Wikibench: Community-Driven Data Curation for AI Evaluation on Wikipedia
This addresses the issue of misleading AI evaluations for communities like Wikipedia, offering a novel approach to data curation, though it is incremental in applying collaborative tools to a specific domain.
The paper tackles the problem of AI evaluation datasets being created by outsiders, which can misrepresent performance, by introducing Wikibench, a system for community-driven curation on Wikipedia. The field study showed that Wikibench effectively captured community consensus, disagreement, and uncertainty, with participants actively shaping the curation process.

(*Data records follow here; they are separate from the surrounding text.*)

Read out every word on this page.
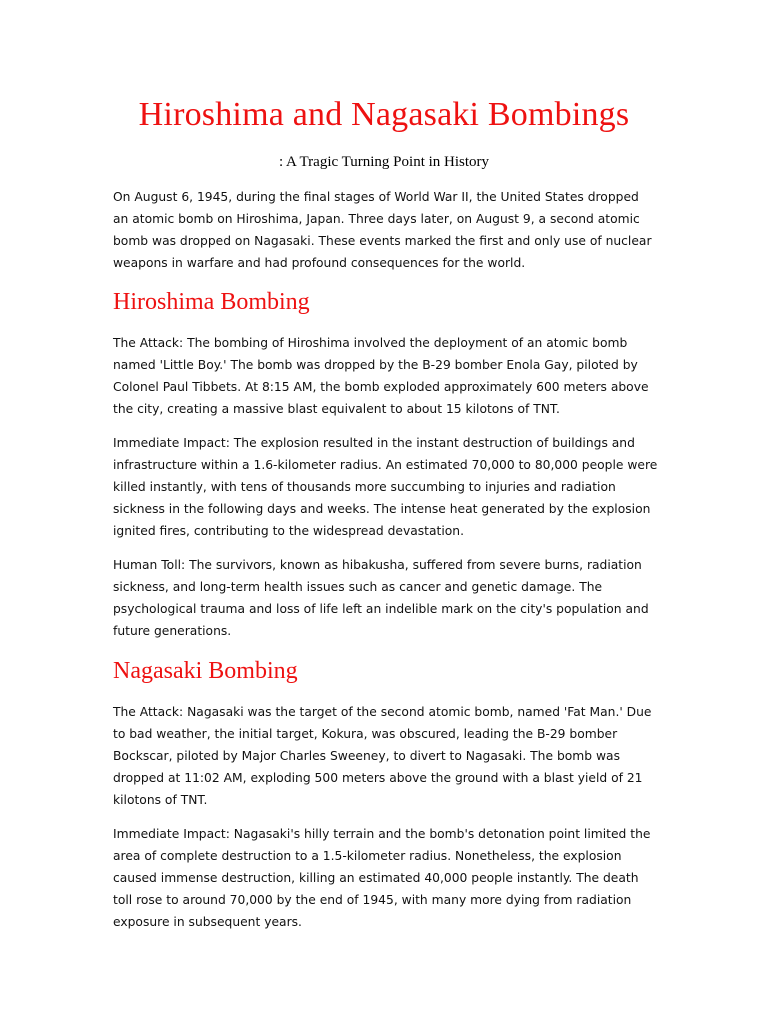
Hiroshima and Nagasaki Bombings

: A Tragic Turning Point in History

On August 6, 1945, during the final stages of World War II, the United States dropped an atomic bomb on Hiroshima, Japan. Three days later, on August 9, a second atomic bomb was dropped on Nagasaki. These events marked the first and only use of nuclear weapons in warfare and had profound consequences for the world.

Hiroshima Bombing

The Attack: The bombing of Hiroshima involved the deployment of an atomic bomb named 'Little Boy.' The bomb was dropped by the B-29 bomber Enola Gay, piloted by Colonel Paul Tibbets. At 8:15 AM, the bomb exploded approximately 600 meters above the city, creating a massive blast equivalent to about 15 kilotons of TNT.

Immediate Impact: The explosion resulted in the instant destruction of buildings and infrastructure within a 1.6-kilometer radius. An estimated 70,000 to 80,000 people were killed instantly, with tens of thousands more succumbing to injuries and radiation sickness in the following days and weeks. The intense heat generated by the explosion ignited fires, contributing to the widespread devastation.

Human Toll: The survivors, known as hibakusha, suffered from severe burns, radiation sickness, and long-term health issues such as cancer and genetic damage. The psychological trauma and loss of life left an indelible mark on the city's population and future generations.

Nagasaki Bombing

The Attack: Nagasaki was the target of the second atomic bomb, named 'Fat Man.' Due to bad weather, the initial target, Kokura, was obscured, leading the B-29 bomber Bockscar, piloted by Major Charles Sweeney, to divert to Nagasaki. The bomb was dropped at 11:02 AM, exploding 500 meters above the ground with a blast yield of 21 kilotons of TNT.

Immediate Impact: Nagasaki's hilly terrain and the bomb's detonation point limited the area of complete destruction to a 1.5-kilometer radius. Nonetheless, the explosion caused immense destruction, killing an estimated 40,000 people instantly. The death toll rose to around 70,000 by the end of 1945, with many more dying from radiation exposure in subsequent years.
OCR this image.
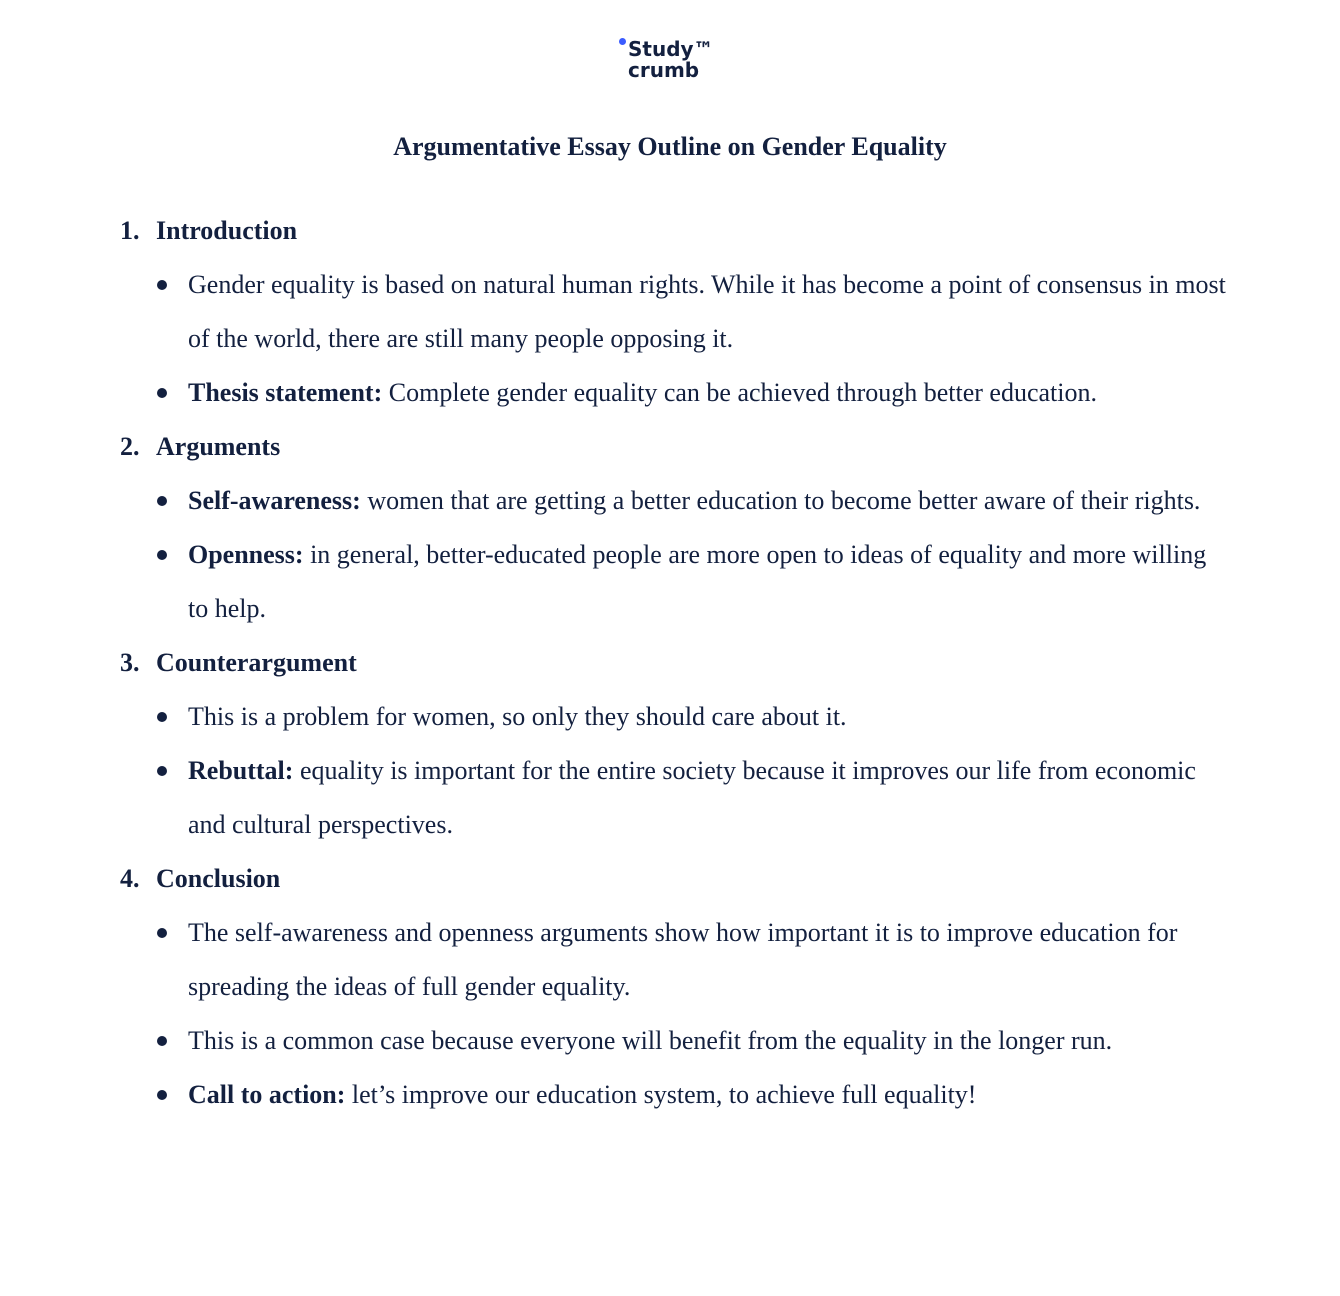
Study™
crumb
Argumentative Essay Outline on Gender Equality
1. Introduction
Gender equality is based on natural human rights. While it has become a point of consensus in most of the world, there are still many people opposing it.
Thesis statement: Complete gender equality can be achieved through better education.
2. Arguments
Self-awareness: women that are getting a better education to become better aware of their rights.
Openness: in general, better-educated people are more open to ideas of equality and more willing to help.
3. Counterargument
This is a problem for women, so only they should care about it.
Rebuttal: equality is important for the entire society because it improves our life from economic and cultural perspectives.
4. Conclusion
The self-awareness and openness arguments show how important it is to improve education for spreading the ideas of full gender equality.
This is a common case because everyone will benefit from the equality in the longer run.
Call to action: let’s improve our education system, to achieve full equality!
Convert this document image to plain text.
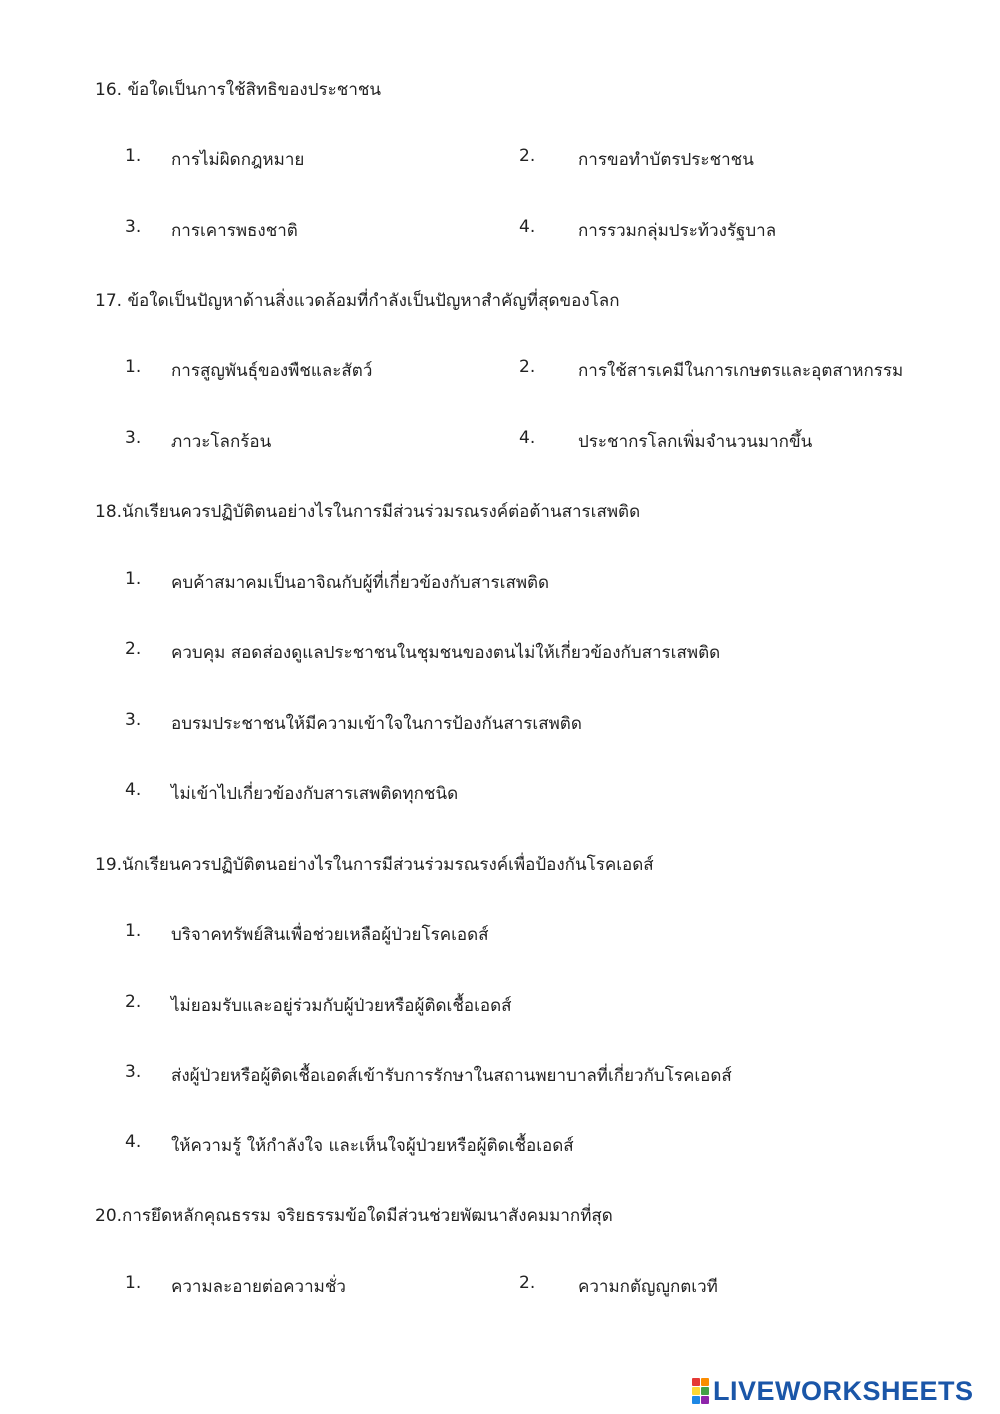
16. ข้อใดเป็นการใช้สิทธิของประชาชน
1. การไม่ผิดกฎหมาย	2.	การขอทำบัตรประชาชน
3. การเคารพธงชาติ	4.	การรวมกลุ่มประท้วงรัฐบาล
17. ข้อใดเป็นปัญหาด้านสิ่งแวดล้อมที่กำลังเป็นปัญหาสำคัญที่สุดของโลก
1. การสูญพันธุ์ของพืชและสัตว์	2.	การใช้สารเคมีในการเกษตรและอุตสาหกรรม
3. ภาวะโลกร้อน	4.	ประชากรโลกเพิ่มจำนวนมากขึ้น
18.นักเรียนควรปฏิบัติตนอย่างไรในการมีส่วนร่วมรณรงค์ต่อต้านสารเสพติด
1. คบค้าสมาคมเป็นอาจิณกับผู้ที่เกี่ยวข้องกับสารเสพติด
2. ควบคุม สอดส่องดูแลประชาชนในชุมชนของตนไม่ให้เกี่ยวข้องกับสารเสพติด
3. อบรมประชาชนให้มีความเข้าใจในการป้องกันสารเสพติด
4. ไม่เข้าไปเกี่ยวข้องกับสารเสพติดทุกชนิด
19.นักเรียนควรปฏิบัติตนอย่างไรในการมีส่วนร่วมรณรงค์เพื่อป้องกันโรคเอดส์
1. บริจาคทรัพย์สินเพื่อช่วยเหลือผู้ป่วยโรคเอดส์
2. ไม่ยอมรับและอยู่ร่วมกับผู้ป่วยหรือผู้ติดเชื้อเอดส์
3. ส่งผู้ป่วยหรือผู้ติดเชื้อเอดส์เข้ารับการรักษาในสถานพยาบาลที่เกี่ยวกับโรคเอดส์
4. ให้ความรู้ ให้กำลังใจ และเห็นใจผู้ป่วยหรือผู้ติดเชื้อเอดส์
20.การยึดหลักคุณธรรม จริยธรรมข้อใดมีส่วนช่วยพัฒนาสังคมมากที่สุด
1. ความละอายต่อความชั่ว	2.	ความกตัญญูกตเวที
LIVEWORKSHEETS
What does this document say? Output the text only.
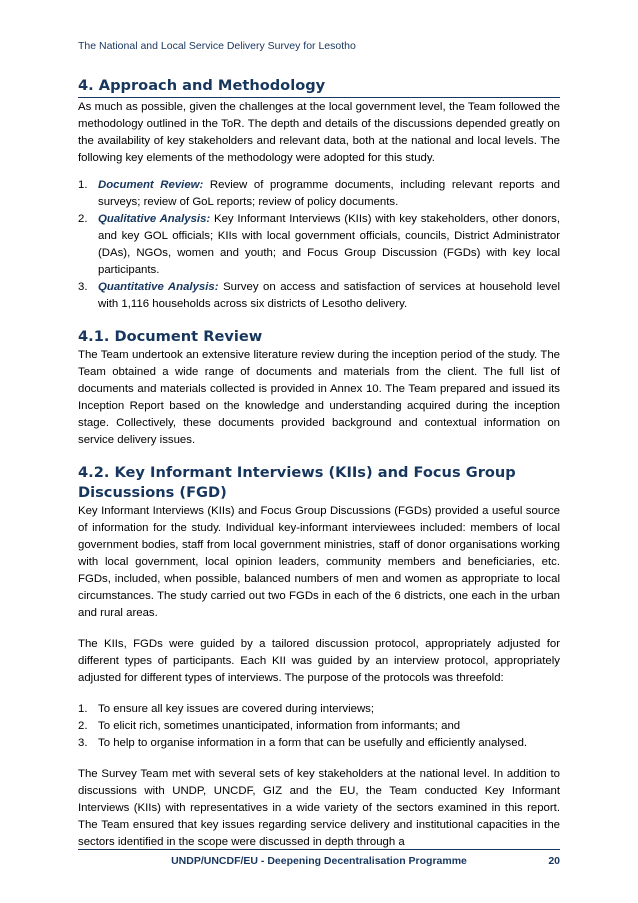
The National and Local Service Delivery Survey for Lesotho
4. Approach and Methodology

As much as possible, given the challenges at the local government level, the Team followed the methodology outlined in the ToR. The depth and details of the discussions depended greatly on the availability of key stakeholders and relevant data, both at the national and local levels. The following key elements of the methodology were adopted for this study.

1. Document Review: Review of programme documents, including relevant reports and surveys; review of GoL reports; review of policy documents.
2. Qualitative Analysis: Key Informant Interviews (KIIs) with key stakeholders, other donors, and key GOL officials; KIIs with local government officials, councils, District Administrator (DAs), NGOs, women and youth; and Focus Group Discussion (FGDs) with key local participants.
3. Quantitative Analysis: Survey on access and satisfaction of services at household level with 1,116 households across six districts of Lesotho delivery.
4.1. Document Review

The Team undertook an extensive literature review during the inception period of the study. The Team obtained a wide range of documents and materials from the client. The full list of documents and materials collected is provided in Annex 10. The Team prepared and issued its Inception Report based on the knowledge and understanding acquired during the inception stage. Collectively, these documents provided background and contextual information on service delivery issues.

4.2. Key Informant Interviews (KIIs) and Focus Group Discussions (FGD)

Key Informant Interviews (KIIs) and Focus Group Discussions (FGDs) provided a useful source of information for the study. Individual key-informant interviewees included: members of local government bodies, staff from local government ministries, staff of donor organisations working with local government, local opinion leaders, community members and beneficiaries, etc. FGDs, included, when possible, balanced numbers of men and women as appropriate to local circumstances. The study carried out two FGDs in each of the 6 districts, one each in the urban and rural areas.

The KIIs, FGDs were guided by a tailored discussion protocol, appropriately adjusted for different types of participants. Each KII was guided by an interview protocol, appropriately adjusted for different types of interviews. The purpose of the protocols was threefold:

1. To ensure all key issues are covered during interviews;
2. To elicit rich, sometimes unanticipated, information from informants; and
3. To help to organise information in a form that can be usefully and efficiently analysed.

The Survey Team met with several sets of key stakeholders at the national level. In addition to discussions with UNDP, UNCDF, GIZ and the EU, the Team conducted Key Informant Interviews (KIIs) with representatives in a wide variety of the sectors examined in this report. The Team ensured that key issues regarding service delivery and institutional capacities in the sectors identified in the scope were discussed in depth through a

UNDP/UNCDF/EU - Deepening Decentralisation Programme	20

AI tools are increasingly deployed in community contexts. However, datasets used to evaluate AI are typically created by developers and annotators outside a given community, which can yield misleading conclusions about AI performance. How might we empower communities to drive the intentional design and curation of evaluation datasets for AI that impacts them? We investigate this question on Wikipedia, an online community with multiple AI-based content moderation tools deployed. We introduce Wikibench, a system that enables communities to collaboratively curate AI evaluation datasets, while navigating ambiguities and differences in perspective through discussion. A field study on Wikipedia shows that datasets curated using Wikibench can effectively capture community consensus, disagreement, and uncertainty. Furthermore, study participants used Wikibench to shape the overall data curation process, including refining label definitions, determining data inclusion criteria, and authoring data statements. Based on our findings, we propose future directions for systems that support community-driven data curation.